Según los expertos, el primer paso para ser paciente es reconocer que no podemos controlarlo todo, que hay muchas cosas sobre las que no podemos influir. Un segundo paso es evitar enfocar nuestra atención en aquello que nos preocupa y nos impacienta. La vida transcurre de todos modos. Si estamos todo el tiempo pensando en lo que nos desespera, solo conseguiremos empeorar nuestro estado de ánimo y los pensamientos negativos vendrán en tropel a hacerse un hueco en nuestra perturbada mente. Dediquémosle, pues, solo un rato. El suficiente como para saber que el problema está ahí, pero entendiendo que no es lo único que está. Hay muchas otras cosas de las que ocuparnos sin preocuparnos. El tercer paso es no darnos por vencidos. Debemos perseverar. El impaciente tiende a tirar la toalla demasiado pronto. Así el comensal abandonaría el restaurante y se perdería una comida deliciosa y el de la cola no conseguiría hacer la gestión o dejaría la compra dentro del carrito y habría perdido un tiempo valioso que había invertido en ello. No te preocupes, no continuaré con los ejemplos.
Como reflexión final, retomemos la frase del teólogo danés y recreémonos en El helecho y el bambú, un precioso cuento oriental sobre la perseverancia y la paciencia.

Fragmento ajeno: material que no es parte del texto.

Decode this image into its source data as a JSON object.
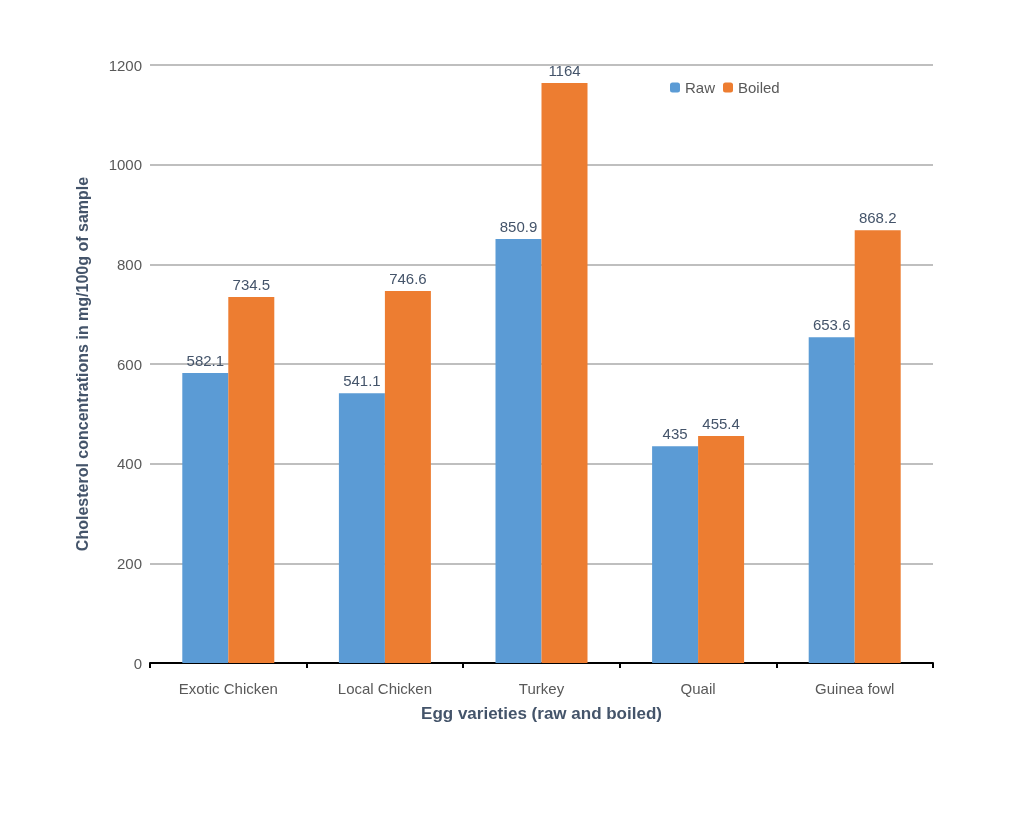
{
  "chart_data": {
    "type": "bar",
    "xlabel": "Egg varieties (raw and boiled)",
    "ylabel": "Cholesterol concentrations in mg/100g of sample",
    "categories": [
      "Exotic Chicken",
      "Local Chicken",
      "Turkey",
      "Quail",
      "Guinea fowl"
    ],
    "series": [
      {
        "name": "Raw",
        "color": "#5b9bd5",
        "values": [
          582.1,
          541.1,
          850.9,
          435,
          653.6
        ]
      },
      {
        "name": "Boiled",
        "color": "#ed7d31",
        "values": [
          734.5,
          746.6,
          1164,
          455.4,
          868.2
        ]
      }
    ],
    "ylim": [
      0,
      1200
    ],
    "yticks": [
      0,
      200,
      400,
      600,
      800,
      1000,
      1200
    ],
    "grid": "y",
    "legend": "top right",
    "data_labels": true
  }
}
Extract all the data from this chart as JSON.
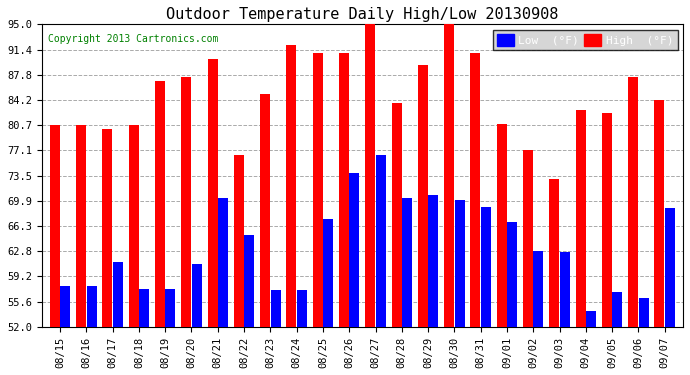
{
  "dates": [
    "08/15",
    "08/16",
    "08/17",
    "08/18",
    "08/19",
    "08/20",
    "08/21",
    "08/22",
    "08/23",
    "08/24",
    "08/25",
    "08/26",
    "08/27",
    "08/28",
    "08/29",
    "08/30",
    "08/31",
    "09/01",
    "09/02",
    "09/03",
    "09/04",
    "09/05",
    "09/06",
    "09/07"
  ],
  "high": [
    80.7,
    80.7,
    80.1,
    80.7,
    86.9,
    87.6,
    90.1,
    76.5,
    85.1,
    92.1,
    91.0,
    91.0,
    95.0,
    83.8,
    89.2,
    95.0,
    91.0,
    80.8,
    77.2,
    73.0,
    82.9,
    82.4,
    87.6,
    84.2
  ],
  "low": [
    57.9,
    57.9,
    61.2,
    57.4,
    57.4,
    61.0,
    70.3,
    65.1,
    57.2,
    57.2,
    67.3,
    73.9,
    76.5,
    70.3,
    70.7,
    70.0,
    69.1,
    66.9,
    62.8,
    62.6,
    54.3,
    57.0,
    56.1,
    68.9
  ],
  "title": "Outdoor Temperature Daily High/Low 20130908",
  "copyright": "Copyright 2013 Cartronics.com",
  "yticks": [
    52.0,
    55.6,
    59.2,
    62.8,
    66.3,
    69.9,
    73.5,
    77.1,
    80.7,
    84.2,
    87.8,
    91.4,
    95.0
  ],
  "ymin": 52.0,
  "ymax": 95.0,
  "low_color": "#0000ff",
  "high_color": "#ff0000",
  "bg_color": "#ffffff",
  "grid_color": "#aaaaaa",
  "legend_low_label": "Low  (°F)",
  "legend_high_label": "High  (°F)"
}
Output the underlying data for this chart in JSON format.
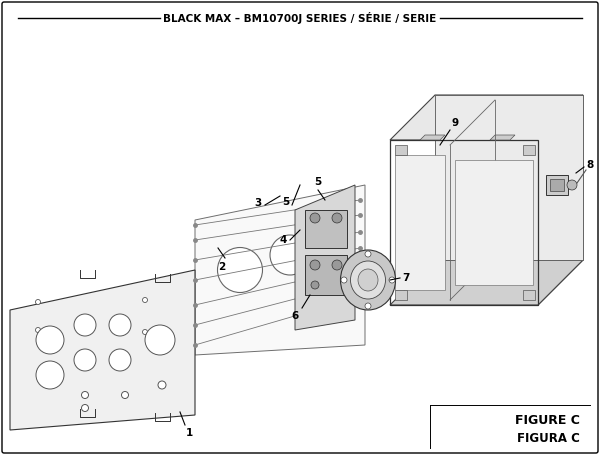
{
  "title": "BLACK MAX – BM10700J SERIES / SÉRIE / SERIE",
  "figure_label": "FIGURE C",
  "figure_sublabel": "FIGURA C",
  "bg_color": "#ffffff",
  "border_color": "#000000"
}
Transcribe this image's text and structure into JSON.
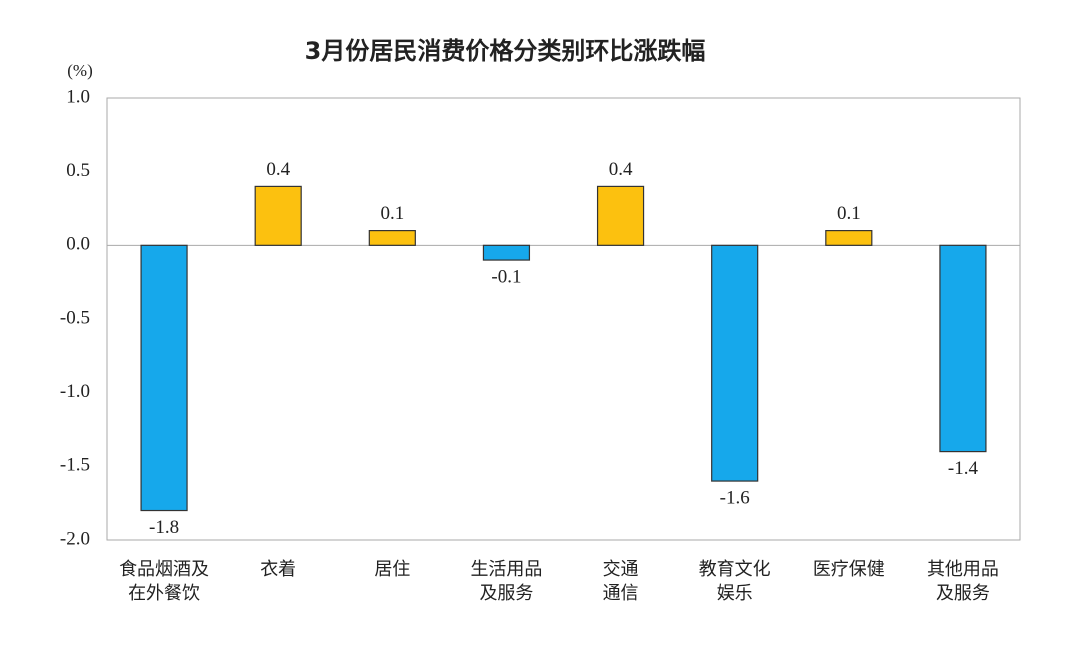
{
  "chart_data": {
    "type": "bar",
    "title": "3月份居民消费价格分类别环比涨跌幅",
    "y_unit": "(%)",
    "categories": [
      "食品烟酒及\n在外餐饮",
      "衣着",
      "居住",
      "生活用品\n及服务",
      "交通\n通信",
      "教育文化\n娱乐",
      "医疗保健",
      "其他用品\n及服务"
    ],
    "values": [
      -1.8,
      0.4,
      0.1,
      -0.1,
      0.4,
      -1.6,
      0.1,
      -1.4
    ],
    "positive_color": "#fcc10f",
    "negative_color": "#16a8eb",
    "ylim": [
      -2,
      1
    ],
    "yticks": [
      {
        "value": 1,
        "label": "1.0"
      },
      0.5,
      {
        "value": 0,
        "label": "0.0"
      },
      -0.5,
      {
        "value": -1,
        "label": "-1.0"
      },
      -1.5,
      {
        "value": -2,
        "label": "-2.0"
      }
    ],
    "grid": false
  }
}
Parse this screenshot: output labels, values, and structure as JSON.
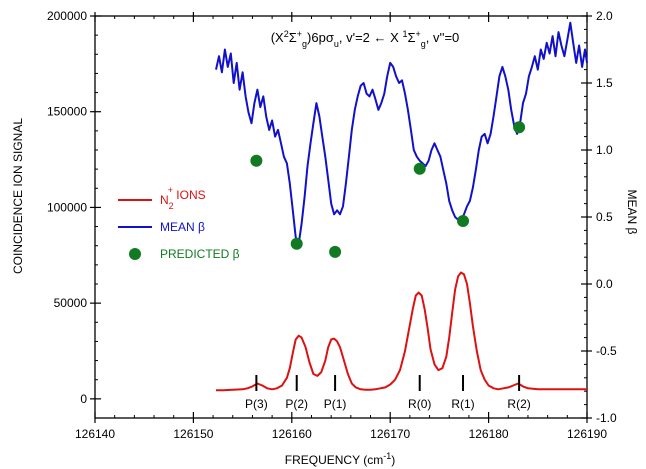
{
  "chart_data": {
    "type": "line",
    "title": "",
    "annotation": {
      "parts": [
        {
          "text": "(X"
        },
        {
          "text": "2",
          "sup": true
        },
        {
          "text": "Σ"
        },
        {
          "text": "+",
          "sup": true
        },
        {
          "text": "g",
          "sub": true
        },
        {
          "text": ")6pσ"
        },
        {
          "text": "u",
          "sub": true
        },
        {
          "text": ", v'=2"
        },
        {
          "text": " ← ",
          "arrow": true
        },
        {
          "text": "X "
        },
        {
          "text": "1",
          "sup": true
        },
        {
          "text": "Σ"
        },
        {
          "text": "+",
          "sup": true
        },
        {
          "text": "g",
          "sub": true
        },
        {
          "text": ", v''=0"
        }
      ]
    },
    "xlabel": "FREQUENCY  (cm",
    "xlabel_sup": "-1",
    "xlabel_end": ")",
    "ylabel_left": "COINCIDENCE ION SIGNAL",
    "ylabel_right": "MEAN β",
    "xlim": [
      126140,
      126190
    ],
    "ylim_left": [
      -10000,
      200000
    ],
    "ylim_right": [
      -1.0,
      2.0
    ],
    "x_ticks": [
      126140,
      126150,
      126160,
      126170,
      126180,
      126190
    ],
    "x_tick_labels": [
      "126140",
      "126150",
      "126160",
      "126170",
      "126180",
      "126190"
    ],
    "y_left_ticks": [
      0,
      50000,
      100000,
      150000,
      200000
    ],
    "y_left_tick_labels": [
      "0",
      "50000",
      "100000",
      "150000",
      "200000"
    ],
    "y_right_ticks": [
      -1.0,
      -0.5,
      0.0,
      0.5,
      1.0,
      1.5,
      2.0
    ],
    "y_right_tick_labels": [
      "-1.0",
      "-0.5",
      "0.0",
      "0.5",
      "1.0",
      "1.5",
      "2.0"
    ],
    "legend": {
      "placement": "left-center",
      "entries": [
        {
          "label": "N",
          "sup": "+",
          "sub": "2",
          "suffix": " IONS",
          "color": "#dd1111",
          "kind": "line"
        },
        {
          "label": "MEAN β",
          "color": "#1111cc",
          "kind": "line"
        },
        {
          "label": "PREDICTED β",
          "color": "#117a22",
          "kind": "marker"
        }
      ]
    },
    "branches": [
      {
        "label": "P(3)",
        "x": 126156.4
      },
      {
        "label": "P(2)",
        "x": 126160.5
      },
      {
        "label": "P(1)",
        "x": 126164.4
      },
      {
        "label": "R(0)",
        "x": 126173.0
      },
      {
        "label": "R(1)",
        "x": 126177.4
      },
      {
        "label": "R(2)",
        "x": 126183.1
      }
    ],
    "series": [
      {
        "name": "N2+ IONS",
        "axis": "left",
        "color": "#dd1111",
        "x": [
          126152.3,
          126153.0,
          126154.0,
          126155.0,
          126155.5,
          126156.0,
          126156.5,
          126157.0,
          126157.5,
          126158.0,
          126158.5,
          126159.0,
          126159.5,
          126159.8,
          126160.1,
          126160.4,
          126160.7,
          126161.0,
          126161.4,
          126161.8,
          126162.2,
          126162.6,
          126163.0,
          126163.4,
          126163.7,
          126164.0,
          126164.3,
          126164.6,
          126164.9,
          126165.3,
          126165.7,
          126166.1,
          126166.5,
          126167.0,
          126167.5,
          126168.0,
          126168.5,
          126169.0,
          126169.5,
          126170.0,
          126170.5,
          126171.0,
          126171.5,
          126171.9,
          126172.3,
          126172.6,
          126172.9,
          126173.2,
          126173.5,
          126173.8,
          126174.1,
          126174.5,
          126174.9,
          126175.3,
          126175.7,
          126176.0,
          126176.3,
          126176.6,
          126176.9,
          126177.2,
          126177.5,
          126177.8,
          126178.1,
          126178.4,
          126178.8,
          126179.2,
          126179.6,
          126180.0,
          126180.5,
          126181.0,
          126181.5,
          126182.0,
          126182.5,
          126183.0,
          126183.5,
          126184.0,
          126185.0,
          126186.0,
          126187.0,
          126188.0,
          126189.0,
          126190.0
        ],
        "values": [
          4500,
          4500,
          4800,
          5000,
          5500,
          6500,
          8000,
          7000,
          5500,
          5000,
          5500,
          7000,
          11000,
          16000,
          24000,
          31000,
          33000,
          32000,
          27000,
          19000,
          13000,
          12000,
          14000,
          20000,
          27000,
          31000,
          31500,
          30000,
          27000,
          20000,
          13000,
          8000,
          6000,
          5000,
          4800,
          4800,
          5000,
          5500,
          6000,
          7500,
          10000,
          15000,
          25000,
          36000,
          47000,
          54000,
          55500,
          54000,
          47000,
          37000,
          26000,
          18000,
          15000,
          16000,
          22000,
          32000,
          45000,
          57000,
          64000,
          66000,
          65000,
          60000,
          50000,
          38000,
          25000,
          15000,
          10000,
          7000,
          5500,
          5000,
          5500,
          6000,
          7000,
          8000,
          6500,
          5500,
          5000,
          5000,
          5000,
          5000,
          5000,
          5000
        ]
      },
      {
        "name": "MEAN β",
        "axis": "right",
        "color": "#1111cc",
        "x": [
          126152.3,
          126152.6,
          126152.9,
          126153.2,
          126153.5,
          126153.8,
          126154.1,
          126154.4,
          126154.7,
          126155.0,
          126155.3,
          126155.6,
          126155.9,
          126156.2,
          126156.5,
          126156.8,
          126157.1,
          126157.4,
          126157.7,
          126158.0,
          126158.3,
          126158.6,
          126158.9,
          126159.2,
          126159.5,
          126159.8,
          126160.1,
          126160.4,
          126160.7,
          126161.0,
          126161.3,
          126161.6,
          126161.9,
          126162.2,
          126162.5,
          126162.8,
          126163.1,
          126163.4,
          126163.7,
          126164.0,
          126164.3,
          126164.6,
          126164.9,
          126165.2,
          126165.5,
          126165.8,
          126166.1,
          126166.4,
          126166.7,
          126167.0,
          126167.3,
          126167.6,
          126167.9,
          126168.2,
          126168.5,
          126168.8,
          126169.1,
          126169.4,
          126169.7,
          126170.0,
          126170.3,
          126170.6,
          126170.9,
          126171.2,
          126171.5,
          126171.8,
          126172.1,
          126172.4,
          126172.7,
          126173.0,
          126173.3,
          126173.6,
          126173.9,
          126174.2,
          126174.5,
          126174.8,
          126175.1,
          126175.4,
          126175.7,
          126176.0,
          126176.3,
          126176.6,
          126176.9,
          126177.2,
          126177.5,
          126177.8,
          126178.1,
          126178.4,
          126178.7,
          126179.0,
          126179.3,
          126179.6,
          126179.9,
          126180.2,
          126180.5,
          126180.8,
          126181.1,
          126181.4,
          126181.7,
          126182.0,
          126182.3,
          126182.6,
          126182.9,
          126183.2,
          126183.5,
          126183.8,
          126184.1,
          126184.4,
          126184.7,
          126185.0,
          126185.3,
          126185.6,
          126185.9,
          126186.2,
          126186.5,
          126186.8,
          126187.1,
          126187.4,
          126187.7,
          126188.0,
          126188.3,
          126188.6,
          126188.9,
          126189.2,
          126189.5,
          126189.8,
          126190.0
        ],
        "values": [
          1.6,
          1.7,
          1.58,
          1.75,
          1.62,
          1.72,
          1.5,
          1.65,
          1.45,
          1.58,
          1.4,
          1.28,
          1.2,
          1.35,
          1.45,
          1.32,
          1.4,
          1.25,
          1.15,
          1.22,
          1.1,
          1.15,
          1.05,
          0.95,
          0.9,
          0.75,
          0.55,
          0.35,
          0.3,
          0.45,
          0.65,
          0.88,
          1.05,
          1.2,
          1.35,
          1.25,
          1.1,
          0.95,
          0.78,
          0.6,
          0.52,
          0.55,
          0.52,
          0.58,
          0.75,
          0.95,
          1.15,
          1.3,
          1.4,
          1.48,
          1.5,
          1.42,
          1.4,
          1.45,
          1.38,
          1.3,
          1.35,
          1.42,
          1.55,
          1.65,
          1.62,
          1.55,
          1.5,
          1.52,
          1.42,
          1.3,
          1.15,
          1.0,
          0.95,
          0.92,
          0.9,
          0.88,
          0.92,
          1.0,
          1.05,
          1.0,
          0.95,
          0.85,
          0.75,
          0.62,
          0.55,
          0.5,
          0.48,
          0.48,
          0.52,
          0.58,
          0.62,
          0.72,
          0.85,
          1.0,
          1.1,
          1.12,
          1.05,
          1.12,
          1.25,
          1.4,
          1.55,
          1.62,
          1.55,
          1.45,
          1.3,
          1.18,
          1.12,
          1.2,
          1.35,
          1.42,
          1.55,
          1.62,
          1.7,
          1.6,
          1.75,
          1.68,
          1.8,
          1.72,
          1.85,
          1.7,
          1.88,
          1.78,
          1.7,
          1.82,
          1.95,
          1.8,
          1.65,
          1.78,
          1.62,
          1.75,
          1.65
        ]
      },
      {
        "name": "PREDICTED β",
        "axis": "right",
        "color": "#117a22",
        "kind": "scatter",
        "x": [
          126156.4,
          126160.5,
          126164.4,
          126173.0,
          126177.4,
          126183.1
        ],
        "values": [
          0.92,
          0.3,
          0.24,
          0.86,
          0.47,
          1.17
        ]
      }
    ],
    "grid": false
  }
}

El cuento nos narra la historia de Kishiro, un carpintero deprimido por sus problemas económicos que busca las respuestas a sus males en un sabio anciano que vive en una humilde cabaña en el bosque. El sabio le cuenta la historia del helecho y el bambú. Una planta y un árbol que el anciano plantó al mismo tiempo. Mientras el helecho crecía año tras año y se mantenía verde y frondoso, el bambú no aparecía por encima de la tierra. Pero el sabio perseveró y no perdió la esperanza de verlo brotar. Al quinto año el bambú apareció y comenzó a crecer y crecer, de manera que al sexto año ya era un árbol de veinte metros. Durante todo ese tiempo había estado echando las raíces necesarias para mantenerse en pie. El cuento acaba con las palabras del sabio aconsejando al carpintero:
—Nunca te arrepientas de un día en tu vida. Los buenos días te dan felicidad, los malos días te dan experiencia. La felicidad te mantiene dulce, los intentos fallidos te fortalecen, las desgracias te hacen más humano, las caídas te mantienen humilde y el éxito te ofrecerá brillo. Recuerda, Kishiro, si no consigues lo que anhelas, no desesperes. Quizás solo estés echando raíces.
Espero que hayas tenido la paciencia suficiente para leer este artículo hasta el final. Ya ves que la enseñanza estaba justo aquí. Habrá sido para bien si tus raíces se han visto fortalecidas con ella. Yo, por mi parte, seguiré perseverando y esperaré pacientemente a que esta columna siga ganando adeptos con el tiempo. Si no es así, habrá servido igualmente para hacerme disfrutar escribiéndola.
Para acabar, me gustaría citar una frase del Eclesiastés que es recurrente en Verdades Cruzadas, la novela con la que me inicié en el fantástico mundo de la narrativa, y que resume el contenido de este artículo: Hay un tiempo para todo lo que se hace bajo el cielo.
Un placer leerte, Germán. En la modernidad hemos convertido al paciente en enfermo, y queremos curarlo con prisas.